Czytaj: Sejm uchwalił nową ustawę o Sądzie Najwyższym>>

W opublikowanym w czwartek tuż przed głosowaniem Sejmu nad tą ustawą oświadczeniu, Sąd Najwyższy stwierdza, że w związku z przyjęciem przez Komisję Sprawiedliwości i Praw Człowieka poprawek do poselskiego projektu ustawy o Sądzie Najwyższym (druk 1769) i podkreślanym wzmocnieniem roli Prezydenta RP kosztem uprawnień początkowo przyznanych Ministrowi Sprawiedliwości, warto zwrócić uwagę na treść wprowadzonego art. 87a ustawy. - To wprawdzie Prezydent podejmuje decyzje w sprawie tego, którzy z obecnych sędziów Sądu Najwyższego pozostaną w stanie czynnym, ale może to uczynić wyłącznie wobec tych sędziów, którzy wskazani zostaną przez Ministra Sprawiedliwości (zob. art. 87a § 4 projektu ustawy) – czytamy w oświadczeniu.

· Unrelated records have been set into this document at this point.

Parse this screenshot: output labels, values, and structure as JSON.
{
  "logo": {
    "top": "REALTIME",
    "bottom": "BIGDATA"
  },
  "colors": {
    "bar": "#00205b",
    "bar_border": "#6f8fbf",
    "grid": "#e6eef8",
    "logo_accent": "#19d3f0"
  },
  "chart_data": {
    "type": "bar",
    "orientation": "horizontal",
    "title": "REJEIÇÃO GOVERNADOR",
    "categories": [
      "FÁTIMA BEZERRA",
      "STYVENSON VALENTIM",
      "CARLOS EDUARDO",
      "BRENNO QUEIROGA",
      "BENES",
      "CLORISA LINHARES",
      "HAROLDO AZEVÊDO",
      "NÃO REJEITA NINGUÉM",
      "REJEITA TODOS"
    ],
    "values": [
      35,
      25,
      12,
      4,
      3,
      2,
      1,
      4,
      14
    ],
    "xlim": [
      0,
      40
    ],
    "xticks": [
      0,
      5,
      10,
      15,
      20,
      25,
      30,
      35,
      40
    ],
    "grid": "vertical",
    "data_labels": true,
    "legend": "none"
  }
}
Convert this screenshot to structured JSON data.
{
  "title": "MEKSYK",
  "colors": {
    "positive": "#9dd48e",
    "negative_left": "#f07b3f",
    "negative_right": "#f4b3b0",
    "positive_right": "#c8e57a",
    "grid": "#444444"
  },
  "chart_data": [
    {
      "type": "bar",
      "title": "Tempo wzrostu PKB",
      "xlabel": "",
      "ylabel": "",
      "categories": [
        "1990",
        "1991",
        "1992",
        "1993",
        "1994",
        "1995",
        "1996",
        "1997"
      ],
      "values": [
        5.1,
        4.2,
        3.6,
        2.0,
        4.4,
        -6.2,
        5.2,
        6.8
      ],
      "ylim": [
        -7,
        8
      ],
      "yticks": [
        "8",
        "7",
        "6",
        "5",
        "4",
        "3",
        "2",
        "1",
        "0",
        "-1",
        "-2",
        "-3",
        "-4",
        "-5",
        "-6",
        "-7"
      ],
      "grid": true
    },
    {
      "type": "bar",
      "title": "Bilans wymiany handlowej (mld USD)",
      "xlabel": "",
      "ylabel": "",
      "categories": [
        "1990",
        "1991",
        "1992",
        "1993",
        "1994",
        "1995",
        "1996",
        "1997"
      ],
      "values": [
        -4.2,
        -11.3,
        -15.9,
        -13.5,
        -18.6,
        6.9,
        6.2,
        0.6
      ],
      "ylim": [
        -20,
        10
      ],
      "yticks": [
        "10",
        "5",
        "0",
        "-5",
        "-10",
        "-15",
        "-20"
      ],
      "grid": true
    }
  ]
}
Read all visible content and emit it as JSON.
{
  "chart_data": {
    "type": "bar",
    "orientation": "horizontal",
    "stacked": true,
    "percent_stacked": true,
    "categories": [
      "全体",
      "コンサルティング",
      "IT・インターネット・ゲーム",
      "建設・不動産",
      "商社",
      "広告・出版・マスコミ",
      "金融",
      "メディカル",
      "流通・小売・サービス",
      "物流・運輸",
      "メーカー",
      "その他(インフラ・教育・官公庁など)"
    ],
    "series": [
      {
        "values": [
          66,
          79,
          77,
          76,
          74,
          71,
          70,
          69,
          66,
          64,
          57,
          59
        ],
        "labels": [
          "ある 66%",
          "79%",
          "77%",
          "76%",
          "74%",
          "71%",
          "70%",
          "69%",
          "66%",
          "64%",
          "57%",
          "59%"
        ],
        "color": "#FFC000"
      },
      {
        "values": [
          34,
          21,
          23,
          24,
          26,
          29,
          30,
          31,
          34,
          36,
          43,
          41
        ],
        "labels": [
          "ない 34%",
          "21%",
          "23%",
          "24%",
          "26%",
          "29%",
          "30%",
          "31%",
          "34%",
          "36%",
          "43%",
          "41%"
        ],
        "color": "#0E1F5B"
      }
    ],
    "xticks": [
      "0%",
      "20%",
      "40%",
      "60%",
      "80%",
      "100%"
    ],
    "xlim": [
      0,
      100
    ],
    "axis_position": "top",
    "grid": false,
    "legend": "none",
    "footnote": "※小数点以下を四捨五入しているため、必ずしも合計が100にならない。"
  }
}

Jego autorzy wyjaśniają, że innymi słowy Prezydent związany jest wskazaniem Ministra Sprawiedliwości i nie może samodzielnie dokonać wyboru sędziów, którzy pozostaną w SN. Jego rola sprowadza się do zatwierdzenia kandydatur Ministra Sprawiedliwości. Może wprawdzie odmówić zatwierdzenia niektórych lub wszystkich wskazanych, ale nie może sam zdecydować o tym, którzy sędziowie SN pozostaną w stanie czynnym. W tym zakresie rola Ministra Sprawiedliwości jest nadal wiodąca.
- Wobec tempa prac legislacyjnych nad projektem trudno o bardziej pogłębione refleksje. Nie tylko jednak podany przykład wskazuje na to, że przyjęte poprawki mają niewielkie znaczenie w kontekście wyrażonej już negatywnej opinii o projekcie i pozornie tylko prowadzą do zwiększenia roli Prezydenta oraz zgodności projektu z Konstytucją – stwierdza Sąd Najwyższy.